Experimental program
Comparison scheme
Effect test

Embodiment 1~3

[0074] In the following examples 1-3:

[0075] 1. The preparation process of the single cell capture microfluidic chip is as follows:

[0076] (1) Silicon wafer cleaning: standard silicon wafer cleaning, placed on a 200°C electric heating plate for 15 minutes, and dried;

[0077] (2) Silicon wafer modification: place the silicon wafer in a volatilization tank, drop 1 to 2 drops of modification reagent HMDS (Hexamethyldisilazane), and volatilize for ≥ 3 minutes;

[0078] (3) Silicon wafer rejection: pour the photoresist on the processed silicon wafer, set the speed of rejection according to the required pattern depth or height, and let it stand for 1 to 2 minutes after uniform glue;

[0079] (4) Silicon wafer exposure: pre-baking process sets the pre-baking time by determining the properties of the photoresist used; the exposure process needs to consider the power of the exposure machine and the metering required for the material to set the exposure time; after exposure, deter...

Embodiment 1

[0095] Prepare a microfluidic chip in the above way (the following microfluidic chips are referred to as chips for short), wherein the size parameters and other parameters are: H1=H2=20 μm, H3=16 μm, H4=16 μm, H5=5 μm, N=0 . The chip was washed with deionized water and phosphate buffered saline (PBS) successively with a syringe pump. Pass the cell carrier fluid into the chip, control the injection speed to 0.1 μl / s, place the chip under a microscope for observation, and finally realize the capture of single cells in the trap.

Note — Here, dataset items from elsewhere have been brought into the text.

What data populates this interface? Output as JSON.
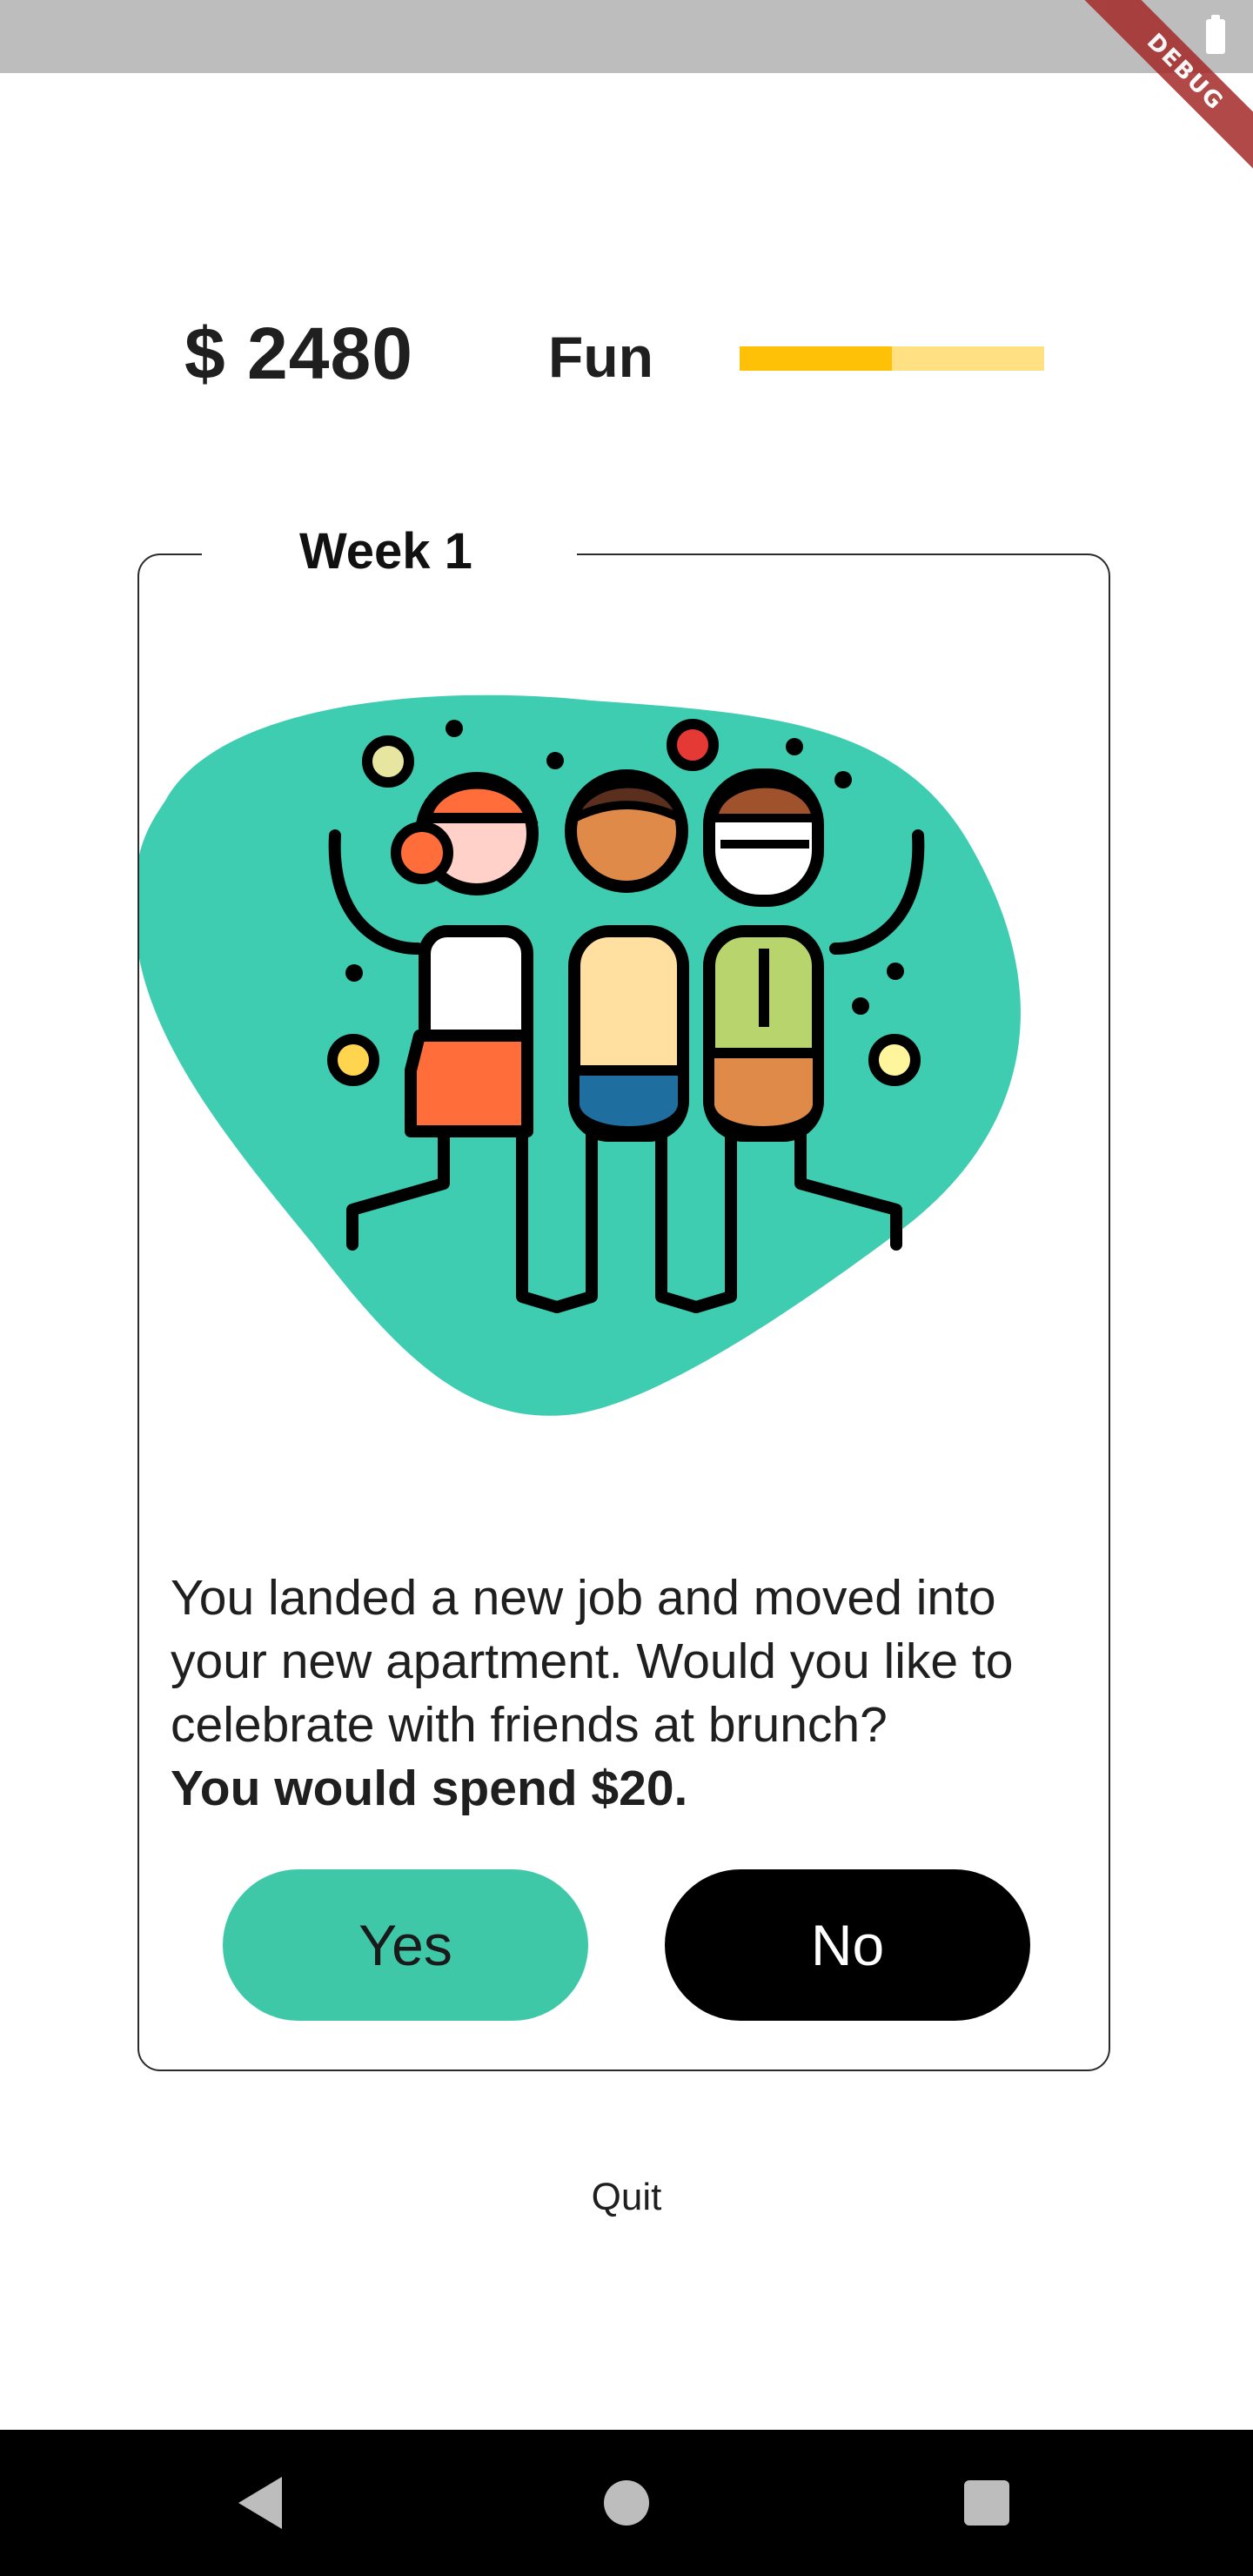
{
  "status_bar": {
    "debug_banner": "DEBUG",
    "battery_icon": "battery-icon"
  },
  "header": {
    "money": "$ 2480",
    "fun_label": "Fun",
    "fun_level_percent": 50,
    "fun_fill_color": "#ffc107",
    "fun_track_color": "#ffe082"
  },
  "card": {
    "week_label": "Week 1",
    "illustration": "friends-celebrating-illustration",
    "illustration_bg_color": "#3ecdb0",
    "prompt_text": "You landed a new job and moved into your new apartment. Would you like to celebrate with friends at brunch?",
    "prompt_cost": "You would spend $20.",
    "yes_label": "Yes",
    "no_label": "No",
    "yes_color": "#3ec8a8",
    "no_color": "#000000"
  },
  "footer": {
    "quit_label": "Quit"
  },
  "nav": {
    "back_icon": "back-triangle-icon",
    "home_icon": "home-circle-icon",
    "recents_icon": "recents-square-icon"
  }
}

Through Embodiment 1 of the present invention, the capture efficiency of single cells in the trap array reaches 96%, and the single sample consumption is effectively reduced by more than 90% compared with the same concentration of cell culture dishes.

Embodiment 2

[0097] The microfluidic chip was prepared in the above manner, wherein the size parameters and other parameters were: H1=H2=20 μm, H3=16 μm, H4=16 μm, H5=5 μm, N=1. The chip was washed with deionized water and phosphate buffered saline (PBS) successively with a syringe pump. Pass the cell carrier fluid into the chip, control the injection speed to 0.2 μl / s, place the chip under a microscope for observation, and finally realize the capture of single cells in the trap. Through Embodiment 2 of the present invention, the capture efficiency of single cells in the trap array reaches 96%, and the single sample consumption is effectively reduced by more than 95% compared with the same concentration of cell culture dishes.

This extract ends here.